Technik, Netzwerke und Produkte in den 1980er Jahren zwischen Kaltem Krieg und Globalisierung

DFG-Projekt:Kulturen der Heimcomputermusik Technik, Netzwerke und Produkte in den 1980er Jahren zwischen Kaltem Krieg und Globalisierung

 

Die Deutsche Forschungsgemeinschaft fördert das Projekt „Kulturen der Heimcomputermusik: Technik, Netzwerke und Produkte in den 1980er Jahren zwischen Kaltem Krieg und Globalisierung“ mit 616.089 Euro. Das Projekt ist am Institut für Musikwissenschaft und der Fachrichtung Komposition/Tonsatz angesiedelt und nimmt am 01.10.2022 seine Arbeit auf.

 

Projektleitung: Prof. Dr. Christoph Hust, Prof. Ipke Starke

Kooperationspartner: Prof. Dr. Martin Roth (Ritsumeikan-Universität Kyoto)
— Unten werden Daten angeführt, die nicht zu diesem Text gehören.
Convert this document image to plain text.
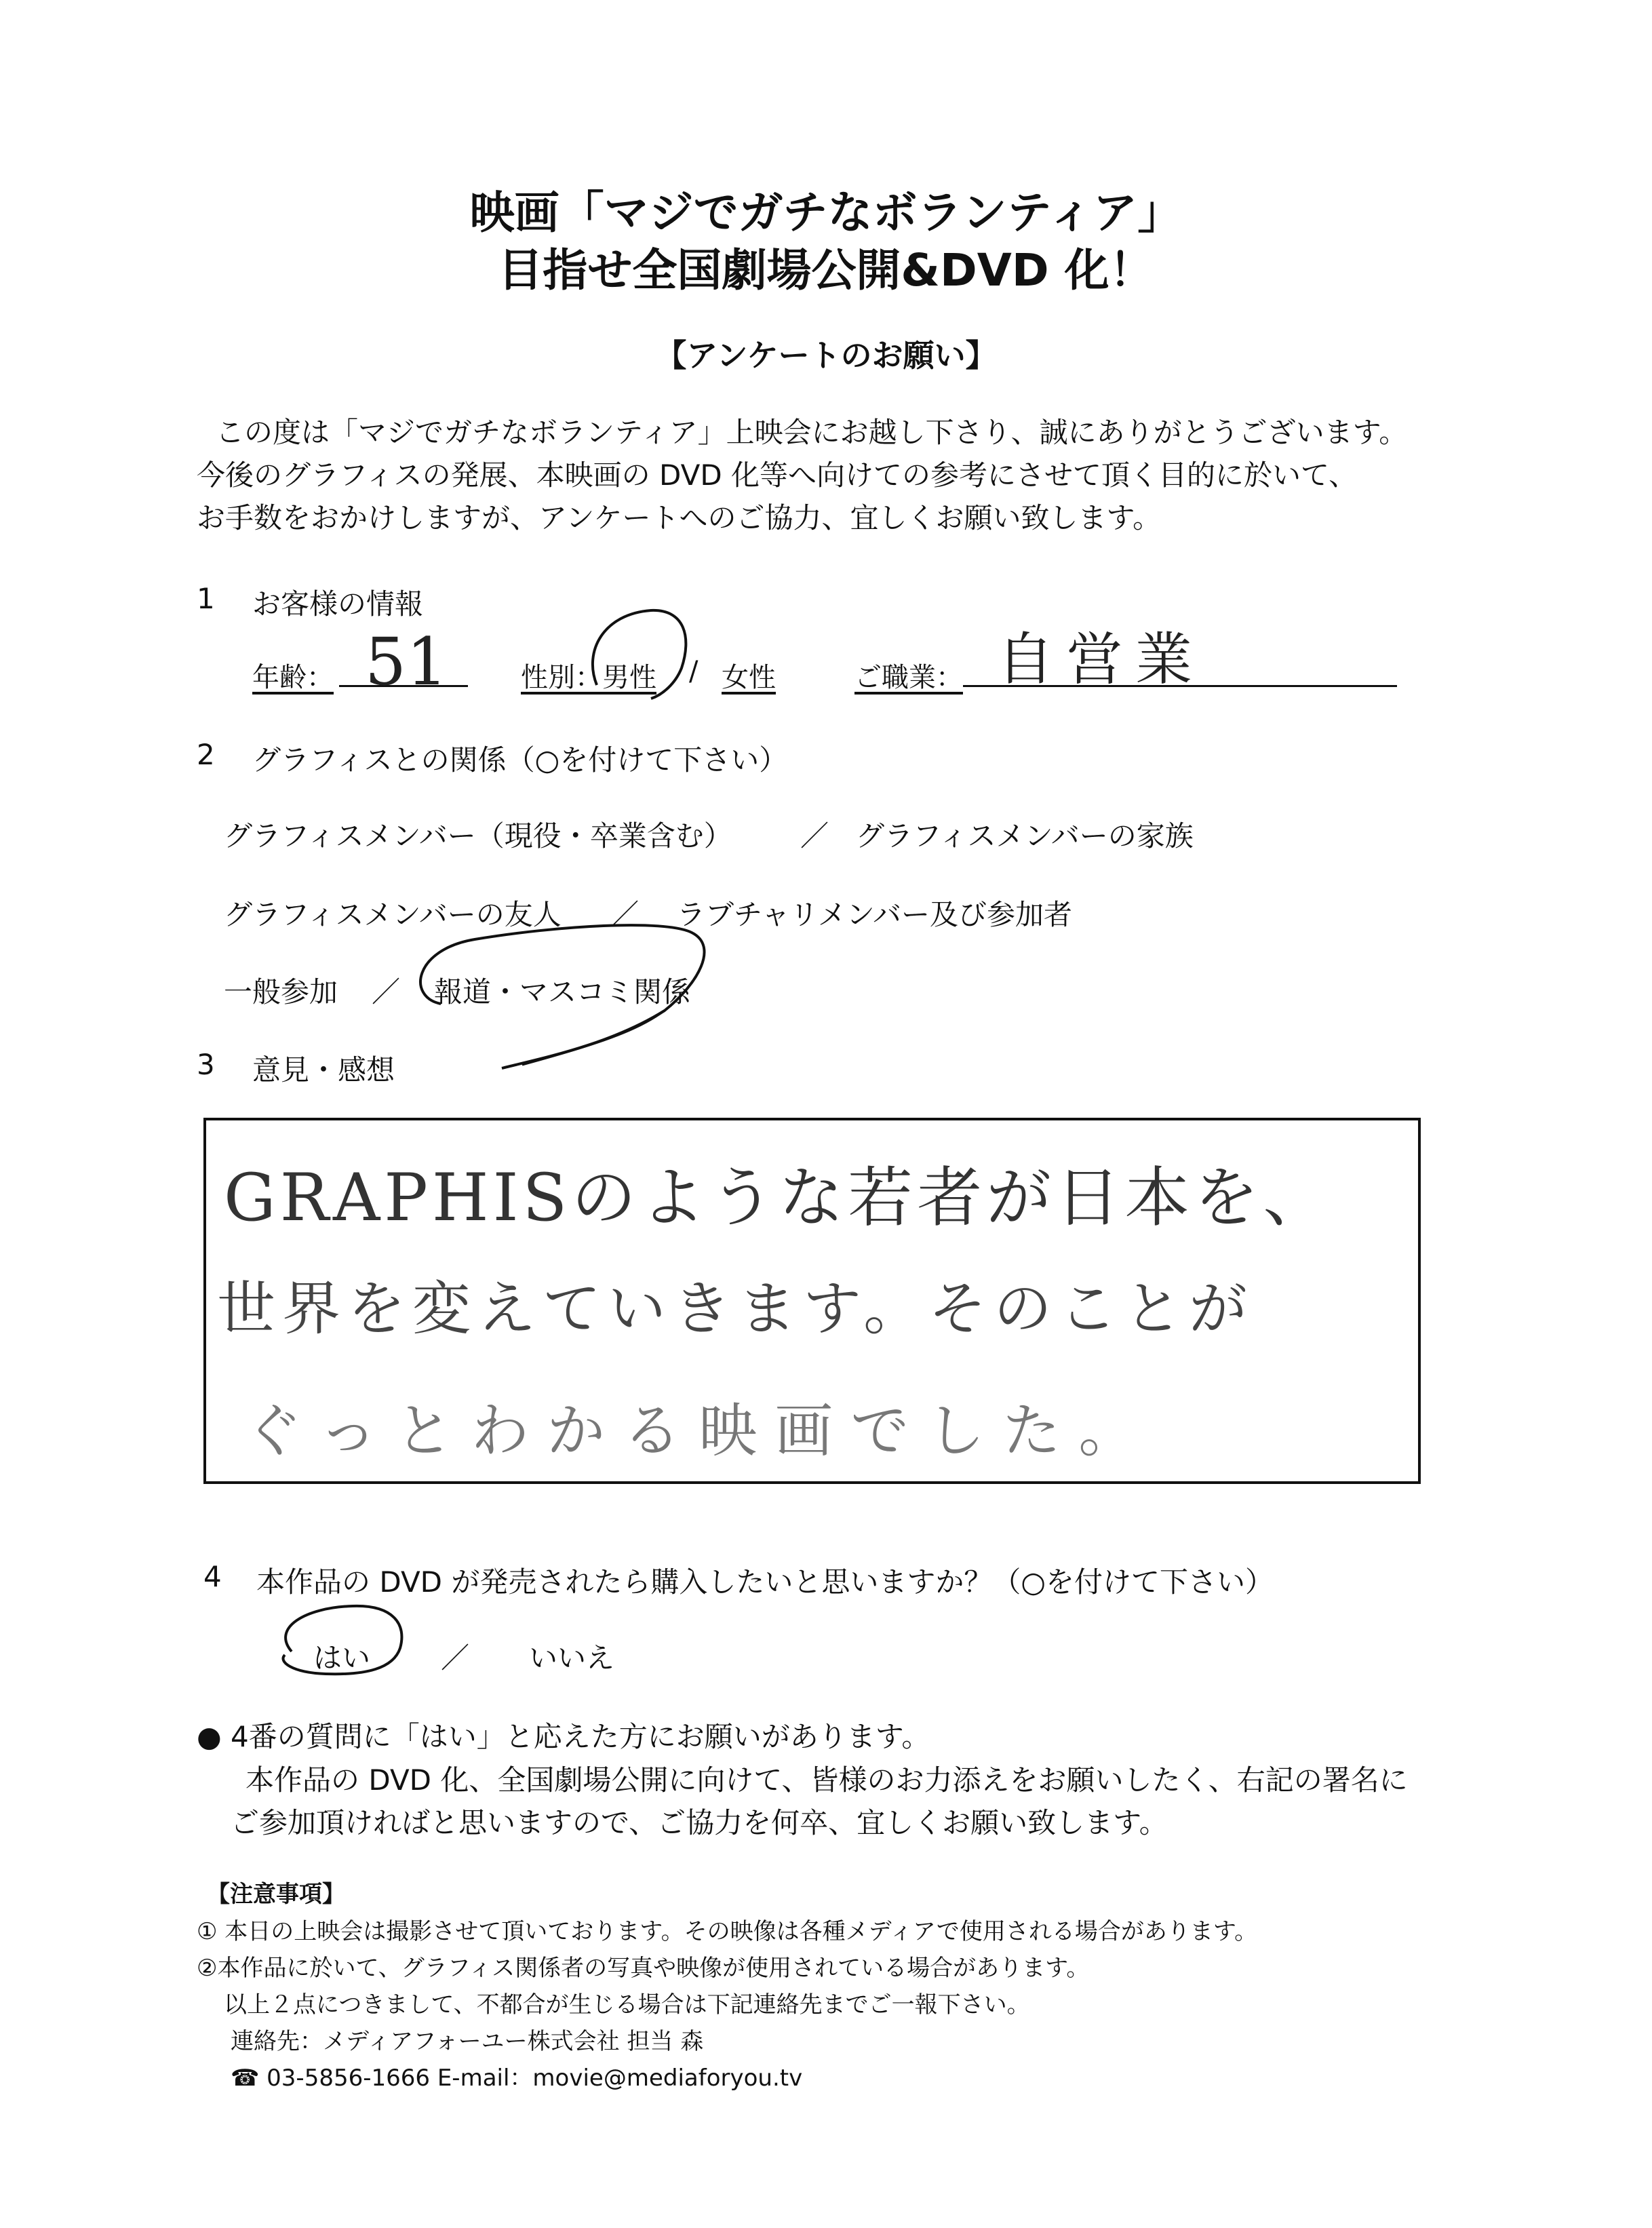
映画「マジでガチなボランティア」
目指せ全国劇場公開&DVD 化！
【アンケートのお願い】
この度は「マジでガチなボランティア」上映会にお越し下さり、誠にありがとうございます。
今後のグラフィスの発展、本映画の DVD 化等へ向けての参考にさせて頂く目的に於いて、
お手数をおかけしますが、アンケートへのご協力、宜しくお願い致します。
1 お客様の情報
年齢： 51	性別： 男性 / 女性	ご職業： 自営業
2 グラフィスとの関係（○を付けて下さい）
グラフィスメンバー（現役・卒業含む） ／ グラフィスメンバーの家族
グラフィスメンバーの友人 ／ ラブチャリメンバー及び参加者
一般参加 ／ 報道・マスコミ関係
3 意見・感想
GRAPHISのような若者が日本を、
世界を変えていきます。そのことが
ぐっとわかる映画でした。
4 本作品の DVD が発売されたら購入したいと思いますか？（○を付けて下さい）
はい ／ いいえ
● 4番の質問に「はい」と応えた方にお願いがあります。
本作品の DVD 化、全国劇場公開に向けて、皆様のお力添えをお願いしたく、右記の署名に
ご参加頂ければと思いますので、ご協力を何卒、宜しくお願い致します。
【注意事項】
① 本日の上映会は撮影させて頂いております。その映像は各種メディアで使用される場合があります。
②本作品に於いて、グラフィス関係者の写真や映像が使用されている場合があります。
以上２点につきまして、不都合が生じる場合は下記連絡先までご一報下さい。
連絡先：メディアフォーユー株式会社 担当 森
☎ 03-5856-1666 E-mail：movie@mediaforyou.tv
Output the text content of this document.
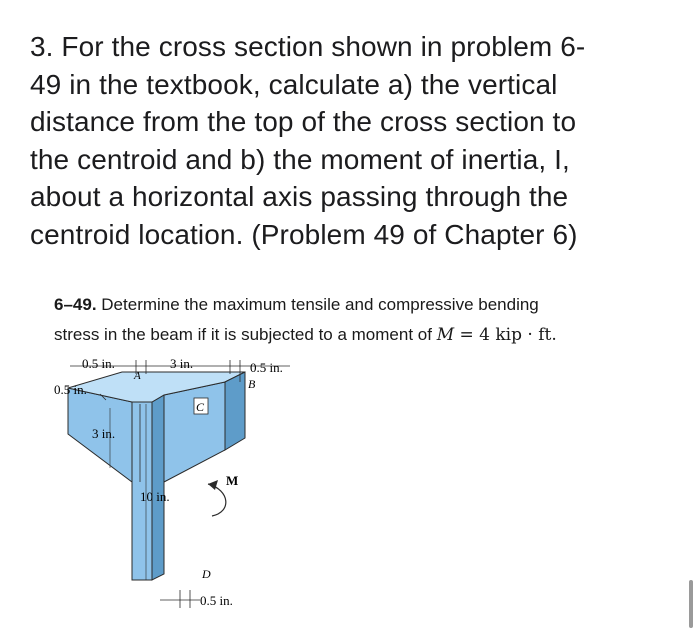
3. For the cross section shown in problem 6-
49 in the textbook, calculate a) the vertical
distance from the top of the cross section to
the centroid and b) the moment of inertia, I,
about a horizontal axis passing through the
centroid location. (Problem 49 of Chapter 6)
6–49. Determine the maximum tensile and compressive bending
stress in the beam if it is subjected to a moment of M = 4 kip · ft.
0.5 in.	3 in.	0.5 in.
A
B
0.5 in.
C
3 in.
M
10 in.
D
0.5 in.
Mitarbeiter:innen: Niayesh Ebrahimisohi M. A., Hanna Hammerich M. A., Malte Schulze B. A.

Beratung: Prof. Dr. Manuel Burghardt (Universität Leipzig), René Meyer

Wissenschaftliche Hilfskräfte: Lindsey King B. A., Honoka Oka B. A.

 

„The computer moves in“, hatte das Time Magazine am 03.01.1983 mit dem Foto einer Installation von George Segal getitelt. Auch in der Musik eroberte der Heimcomputer die Wohn-, Arbeits- und Kinderzimmer. Hatte Max Mathews 1963 auf der Decca-LP Music from Mathematics eine Umsetzung von Henry Dacres Daisy („Bicycle Built for Two“) noch auf einem IBM-Großrechner realisiert, so wurde der Song 1975 bei einem Treffen des Homebrew Computer Clubs von Steven Dompier auf einem technisch zweckentfremdeten Altair 8800 abgespielt – „no less than a major rewriting of computer history“, bilanzierte Steven Levy.[1] – Das DFG-Projekt soll die Geschichte von Hardware, Software und Nutzer:innen der Heimcomputermusik in den 1980er Jahren und ihre Einbettung in das 1979 von Jean-François Lyotard beschriebene „postmoderne Wissen“ erforschen.[2] Es setzt auf Bruno Latours Verständnis eines Akteurs auf, der „von vielen anderen zum Handeln gebracht wird“ und somit das „Ziel eines riesigen Aufgebots von Entitäten“ sei, „die zu ihm hin strömen“.[3] In diesem Sinne können unbelebte Dinge wie Chips, Programme und Dateiformate als Akteure verstanden werden. Zum einen spiegeln sie die Gesellschaft und Kultur ihrer Zeit, zum anderen initiieren sie kulturelle Prozesse.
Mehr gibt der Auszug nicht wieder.